Maslow’s Theory; Biological & Humanistic Approaches to the Formation of Personality Research Paper


The development of personality is a long and complex process and there are a lot of factors which influence it. Among various approaches to personality, the most famous and influential ones  are biological and humanistic approaches. Biological approach insists that mainly biological factors influence personality’s formation, while humanistic approach states that a person is being formed here and now and subjective experience and person’s free will are the leading factors in his or her formation. Maslow’s hierarchy of needs allows to get a deep understanding of personality’s formation, its correlation with the biological factors allows to make distinctions between different approaches and realize the leading factors of personality’s formation.

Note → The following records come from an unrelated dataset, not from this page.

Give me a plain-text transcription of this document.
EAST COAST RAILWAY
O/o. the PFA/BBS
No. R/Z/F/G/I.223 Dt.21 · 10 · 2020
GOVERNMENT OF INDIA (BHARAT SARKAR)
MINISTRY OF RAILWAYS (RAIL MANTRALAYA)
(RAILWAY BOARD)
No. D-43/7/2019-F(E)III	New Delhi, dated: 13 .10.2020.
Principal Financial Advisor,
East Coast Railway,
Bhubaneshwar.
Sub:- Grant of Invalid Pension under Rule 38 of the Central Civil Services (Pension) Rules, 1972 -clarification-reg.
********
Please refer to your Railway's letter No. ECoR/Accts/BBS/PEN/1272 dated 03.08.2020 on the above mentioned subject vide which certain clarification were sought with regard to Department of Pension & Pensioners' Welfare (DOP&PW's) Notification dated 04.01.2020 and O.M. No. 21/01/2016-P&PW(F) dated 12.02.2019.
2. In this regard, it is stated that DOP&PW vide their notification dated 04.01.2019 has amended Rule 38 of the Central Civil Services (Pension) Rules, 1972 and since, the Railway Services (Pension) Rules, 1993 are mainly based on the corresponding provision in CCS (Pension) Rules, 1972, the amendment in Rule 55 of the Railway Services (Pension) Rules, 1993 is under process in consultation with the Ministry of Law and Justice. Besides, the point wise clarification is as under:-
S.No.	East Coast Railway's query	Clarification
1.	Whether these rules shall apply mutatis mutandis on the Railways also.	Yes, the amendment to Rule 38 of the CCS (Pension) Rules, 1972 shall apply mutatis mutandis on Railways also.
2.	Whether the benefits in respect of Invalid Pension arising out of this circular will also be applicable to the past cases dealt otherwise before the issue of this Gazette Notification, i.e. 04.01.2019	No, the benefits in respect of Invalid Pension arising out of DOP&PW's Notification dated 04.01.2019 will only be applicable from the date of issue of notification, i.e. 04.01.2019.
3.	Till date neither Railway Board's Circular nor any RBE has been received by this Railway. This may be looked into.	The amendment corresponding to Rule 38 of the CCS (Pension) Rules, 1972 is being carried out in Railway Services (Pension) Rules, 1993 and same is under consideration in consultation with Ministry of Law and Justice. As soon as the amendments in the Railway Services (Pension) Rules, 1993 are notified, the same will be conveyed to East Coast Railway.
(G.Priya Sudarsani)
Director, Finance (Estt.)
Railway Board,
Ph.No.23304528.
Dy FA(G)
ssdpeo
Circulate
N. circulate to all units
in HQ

Abraham Maslow, a famous humanist psychologist, for the first time introduced his hierarchy of needs in 1943 in his book Motivation and Personality. According his theory, person commits particular actions in order to satisfy particular needs. Maslow suggests the hierarchy of needs and states that the person only fulfilling needs of the basic level may move to the second and so on. Moving on the hierarchy from physiological needs to the so-called growth needs the person is able to reach self-actualization and full realization. That is the highest stage in the process of personality  formation and the person is able to realize all the potential here.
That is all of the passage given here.